A esse respeito, Orlandi (2001), em seu estudo acerca da divulgação científica,afirma que o discurso da divulgação científica não é uma soma de discursos: ciência mais jornalismo igual à divulgação científica. Na verdade, o discurso da DC é uma nova articulação específica que produz efeitos específicos a partir de uma nova forma de articulação.

Segundo Santos (2012), o trabalho que Pfeiffer (2003) tem realizado no Laberurb/Unicamp segue no caminho de desvendar o que está por trás do crescente uso do discurso de divulgação científica pela mídia como instrumento pedagógico nas escolas brasileiras. Para a autora, a mídia relacionada à divulgação científica tem sido usada em substituição ao uso da literatura e da gramática.

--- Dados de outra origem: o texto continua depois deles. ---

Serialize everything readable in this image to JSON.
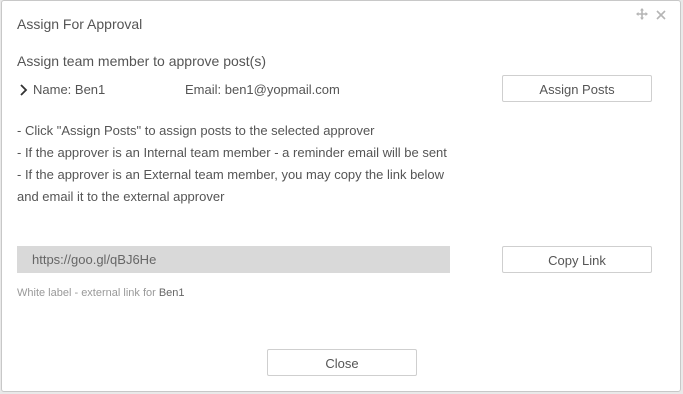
{
  "dialog": {
    "title": "Assign For Approval",
    "move_icon": "move-icon",
    "close_icon": "close-icon"
  },
  "section": {
    "subtitle": "Assign team member to approve post(s)"
  },
  "member": {
    "name_label": "Name: Ben1",
    "email_label": "Email: ben1@yopmail.com",
    "expand_icon": "chevron-right-icon"
  },
  "buttons": {
    "assign_posts": "Assign Posts",
    "copy_link": "Copy Link",
    "close": "Close"
  },
  "instructions": [
    "- Click \"Assign Posts\" to assign posts to the selected approver",
    "- If the approver is an Internal team member - a reminder email will be sent",
    "- If the approver is an External team member, you may copy the link below",
    "and email it to the external approver"
  ],
  "link": {
    "value": "https://goo.gl/qBJ6He"
  },
  "whitelabel": {
    "prefix": "White label - external link for ",
    "name": "Ben1"
  }
}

Alguns estudos nesse campo tomam a revista SuperInteressante como objeto, é o caso de Dieguez (1996,apud GOMES, 2001), e Carvalho (1996, apud GOMES, 2001). Esses autores tinham como objetivo revelar as características que cercam a produção discursiva da Super. Levam em consideração a forma como a mídia impressa recontextualiza as informações científicas para alcançar novos objetivos econômico-financeiros.

É preciso destacar ainda os estudos desenvolvidos por Gomes, a exemplo do artigo publicado na revista Ciência e Ambiente de 2001: Revistas de Divulgação Científica: um panorama brasileiro. Nesse estudo, a autora discorre a respeito dos motivos que fizeram as revistas desse ramo sofrerem o boom de crescimento a partir da década de 80, resistirem às crises do setor na década de 2000 e chegarem até os dias atuais ainda no topo da lista de

vendagens. Faz ainda uma descrição das publicações Superinteressante e Galileu, comparando com outras revistas do mercado nacional.

Encontramos ainda nos anais dos congressos brasileiros de jornalismo científico da Associação Brasileira de Jornalismo Científico (ABJC) estudos que tomam as revistas de DC como objeto de análise. Como exemplo, temos o estudo desenvolvido por Carvalho (1996): A ciência em revista: um Estudo dos casos de Globo Ciência e SuperInteressante. Ainda há o estudo de Dieguez (1996): SuperInteressante: o desafio de uma revista brasileira de jornalismo científico para o grande público.

Portanto, são, de fato, inúmeros estudos desenvolvidos no campo do jornalismo científico. Contudo, não temos tamanha profusão quando olhamos a área de estudos da linguagem. Faltam, a nosso ver, em nossa área, estudos que tomem o discurso de divulgação como uma construção social simbólica que tem o intuito de cristalizar mitos e manter a hegemonia desses veículos de comunicação.

Devemos destacar ainda o trabalho das autoras Désirée Motta-Roth e Anelise Scotti Scherer da Universidade Federal de Santa Maria. As autoras desenvolveram o trabalho: “Expansão e contração dialógica na mídia: intertextualidade entre ciência, educação e jornalismo” (2012). Nele, procuram explorar o aspecto sociodiscursivo de popularização da ciência a partir dos conceitos de gênero discursivo, recontextualização e intertextualidade em notícias de Popularização da Ciência em inglês.

Embora a temática da divulgação científica seja objeto de muitos estudos, esses estão centrados, principalmente, nos aspectos jornalísticos de produção e consumo dessas notícias. Os poucos estudos que se situam na área de ciências da linguagem estão abordando esse objeto a partir das suas características de gênero e intertextualidade mostrada.

A nossa perspectiva traz uma contribuição inovadora no sentido de que se propõe a analisar o gênero e a intertextualidade desses textos, mas, a partir de uma perspectiva que procura desvelar as presunções ideológicas (THOMPSON, 1999), articulando-as ao perfil prescritivo e de manipulação a que denominamos nos termos de Giddens (2001) de Sistemas Peritos. Pretendemos, assim, avançar na discussão social da apropriação que as revistas de divulgação operam a partir do discurso da ciência, demonstrando que se a própria ciência está permeada de mitos, essas revistas atuam para “sacralizar” esses mitos em benefício próprio. E toda essa engrenagem social está funcionando a partir de estratégias discursivas.